Guernsey: Taxation of Benefits-in-Kind – Proposals to tax benefits through ETIMonday, July 28th, 2008
In a newly published States Report, the Treasury and Resources Department proposes
- to change income tax law to require the taxation of benefits-in-kind through the Employees’ Tax Instalment (ETI) Scheme from 1 January 2009, and
- to change income tax and social security law to provide for the exchange of information between the respective departments in order to ensure more efficient assessment and collection of income tax and social security contributions.
Under the ETI Scheme an employer is required to deduct tax from an employee’s emoluments but the present legislation only applies the provisions of the ETI Scheme where “any payment of, or on account of, emoluments is made by an employer”. Although some benefits, such as private expenses paid by the employer, are covered by the ETI Scheme, the majority of benefits are detailed on the Benefit in Kind Return at the end of the tax year.
Employers are already able to tax benefits through ETI but, if they do so, they must still be reported at the year end and the Return must be clearly indicate that tax has already been deducted.
The principal reason given in the Report for extending this procedure to all benefits-in-kind and collecting the tax on a weekly or monthly basis, with the quarterly return and remittance continuing as at present, is that it would serve to reduce the Income Tax Office’s resources considerably.
Income Tax Office statistics show that during the calendar year 2006 (the year for which the most reliable information is currently available):
- 331 Guernsey employers provided benefits-in-kind to employees (equivalent to approximately 1 in 11 employers)
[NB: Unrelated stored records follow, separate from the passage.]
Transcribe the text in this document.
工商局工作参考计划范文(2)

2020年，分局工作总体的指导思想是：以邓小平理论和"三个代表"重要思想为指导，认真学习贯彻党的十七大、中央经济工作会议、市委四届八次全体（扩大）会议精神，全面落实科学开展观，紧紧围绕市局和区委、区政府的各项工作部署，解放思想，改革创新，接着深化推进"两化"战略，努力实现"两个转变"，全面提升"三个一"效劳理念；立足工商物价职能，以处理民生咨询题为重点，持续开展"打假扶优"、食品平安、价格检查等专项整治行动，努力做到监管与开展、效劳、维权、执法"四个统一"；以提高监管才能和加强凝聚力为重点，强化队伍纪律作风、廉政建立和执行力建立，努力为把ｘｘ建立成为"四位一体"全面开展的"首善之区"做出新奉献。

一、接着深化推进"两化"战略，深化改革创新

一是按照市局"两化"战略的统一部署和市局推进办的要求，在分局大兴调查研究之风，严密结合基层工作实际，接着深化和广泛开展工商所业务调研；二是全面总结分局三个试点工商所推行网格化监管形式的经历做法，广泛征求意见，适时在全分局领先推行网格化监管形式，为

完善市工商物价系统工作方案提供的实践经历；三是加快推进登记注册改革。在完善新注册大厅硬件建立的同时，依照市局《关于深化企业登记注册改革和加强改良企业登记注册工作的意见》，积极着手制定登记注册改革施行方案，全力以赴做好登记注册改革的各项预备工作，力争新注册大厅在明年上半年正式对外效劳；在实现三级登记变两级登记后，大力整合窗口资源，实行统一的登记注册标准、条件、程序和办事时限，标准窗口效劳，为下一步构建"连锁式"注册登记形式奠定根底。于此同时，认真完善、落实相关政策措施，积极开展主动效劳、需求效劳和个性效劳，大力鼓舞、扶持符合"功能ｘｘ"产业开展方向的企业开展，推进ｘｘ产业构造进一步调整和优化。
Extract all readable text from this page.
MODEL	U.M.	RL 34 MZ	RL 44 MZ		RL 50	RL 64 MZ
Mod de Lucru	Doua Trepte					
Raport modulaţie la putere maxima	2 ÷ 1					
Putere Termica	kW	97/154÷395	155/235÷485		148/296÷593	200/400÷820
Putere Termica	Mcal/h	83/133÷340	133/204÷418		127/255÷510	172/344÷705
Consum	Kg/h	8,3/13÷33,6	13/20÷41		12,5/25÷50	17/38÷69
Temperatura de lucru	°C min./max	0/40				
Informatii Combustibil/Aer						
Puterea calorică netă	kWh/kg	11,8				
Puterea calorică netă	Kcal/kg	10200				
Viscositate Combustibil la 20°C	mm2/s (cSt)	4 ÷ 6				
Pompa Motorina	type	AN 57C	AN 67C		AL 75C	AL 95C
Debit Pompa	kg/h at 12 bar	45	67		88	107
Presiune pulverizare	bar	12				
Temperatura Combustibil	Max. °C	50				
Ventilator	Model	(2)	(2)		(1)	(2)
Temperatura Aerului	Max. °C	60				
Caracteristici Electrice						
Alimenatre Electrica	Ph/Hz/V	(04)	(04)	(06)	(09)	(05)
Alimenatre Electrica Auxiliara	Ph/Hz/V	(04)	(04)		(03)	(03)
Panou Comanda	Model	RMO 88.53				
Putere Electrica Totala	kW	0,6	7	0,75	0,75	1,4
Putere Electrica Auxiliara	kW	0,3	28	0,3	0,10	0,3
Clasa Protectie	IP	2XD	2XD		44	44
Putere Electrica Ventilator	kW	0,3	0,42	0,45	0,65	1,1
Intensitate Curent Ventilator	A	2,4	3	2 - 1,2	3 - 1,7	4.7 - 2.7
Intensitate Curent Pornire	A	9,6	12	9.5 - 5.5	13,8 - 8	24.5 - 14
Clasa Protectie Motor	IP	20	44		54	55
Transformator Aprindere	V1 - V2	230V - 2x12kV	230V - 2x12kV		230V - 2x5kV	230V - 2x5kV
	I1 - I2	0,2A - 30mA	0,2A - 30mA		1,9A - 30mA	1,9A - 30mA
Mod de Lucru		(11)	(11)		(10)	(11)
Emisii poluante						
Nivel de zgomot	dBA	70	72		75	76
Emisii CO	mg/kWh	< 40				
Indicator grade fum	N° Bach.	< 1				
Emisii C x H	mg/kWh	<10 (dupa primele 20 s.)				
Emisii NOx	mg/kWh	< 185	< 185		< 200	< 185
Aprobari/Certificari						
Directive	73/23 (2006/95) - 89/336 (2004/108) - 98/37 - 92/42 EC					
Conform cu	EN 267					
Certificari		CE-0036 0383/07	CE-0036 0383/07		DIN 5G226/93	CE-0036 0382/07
- 1146 employees received benefits-in-kind
- The tax yield from benefits-in-kind was approximately £640,000.
The Social Security Department currently collects contributions on only limited benefits-in-kind but proposes that this should be extended to include similar benefits, and similar values, as used by the Income Tax Office. The Social Security Department reports that there appears to be a trend for employers increasingly to provide benefits-in-kind instead of cash-based emoluments, and that one of the reasons for this may be the avoidance of social security contributions.
The Social Security Department currently has no mechanism by which it can economically identify benefits-in-kind which are received by employees and charge contributions unless the benefits-in-kind are treated as part of the employee’s total emoluments for the purposes of the ETI Scheme, in which case social security contributions are automatically charged accordingly.
Historically, the Social Security Department has made the assumption that the majority of benefits-in-kind would be provided to better remunerated employees and, as those employees were probably already paying maximum, or near maximum, social security contributions, the resource cost of trying to collect social security contributions on benefits-in-kind would likely outweigh the potential gain.
The Social Security Department believes, however, that the recent increase in the annual upper earnings limit to £64,896 for employees and £108,108 for employers gives rise to two consequences:
- more employees who receive benefits-in-kind will fall within the new upper earnings limit and would, therefore, escape social security contributions on the benefits-in-kind they receive unless they are dealt with through the ETI Scheme, and
- the increasing upper earnings limit may actually encourage the use of schemes designed for the avoidance of social security contributions in the future.
No statistical information is available from Income Tax databases which would help evaluate the likely extent of the loss of social security contributions from benefits-in-kind. The Departments believe that it is unfair that an employee remunerated solely should pay a higher social security contribution than another employee who receives the same aggregate total of emoluments but whose remuneration package consists partly of benefits-in-kind.
Departmental exchange of information
There are significant restrictions on the persons to whom the Administrator of Income Tax may give information provided to him by taxpayers, employers, etc. The information that may currently be disclosed to the Social Security Department is restricted to the name and address of any employer and the address of any other person.
Similarly, Social Insurance Law also places restrictions on the extent to which the Administrator, Social Security Department, may disclose information to persons outside of the Department. Without the consent of the person to whom the information relates, this is limited, mainly, to disclosures for the purposes of criminal proceedings or for the investigation of crime, and a limited power to disclose information (other than in relation to the income of a person) where the purpose of the disclosure is approved by the Department.
Although the purposes of the Income Tax Office and the Social Security Department include the collection of income tax and social security contributions respectively, both organisations use a person’s income as the basis for assessing the amount of the tax and contributions. As a consequence there are many occasions when the work of the Income Tax Office and the Social Security Department overlap.
It is clear to both Treasury and Resources Department and the Social Security Department that a formal gateway providing for the exchange of information could lead to the avoidance of the duplication of effort and more efficient assessment and collection of both income tax and social security contributions.
The proposal, therefore, is that the law governing the operation of the Income Tax Office and the Social Security Department be changed to allow information, including details of taxpayers’ income, to be exchanged to assist the departments to exercise their respective functions.
The Report asks the States of Guernsey to agree to the proposals and direct the preparation of the necessary legislative changes in order for them to be effective from 1 January 2009.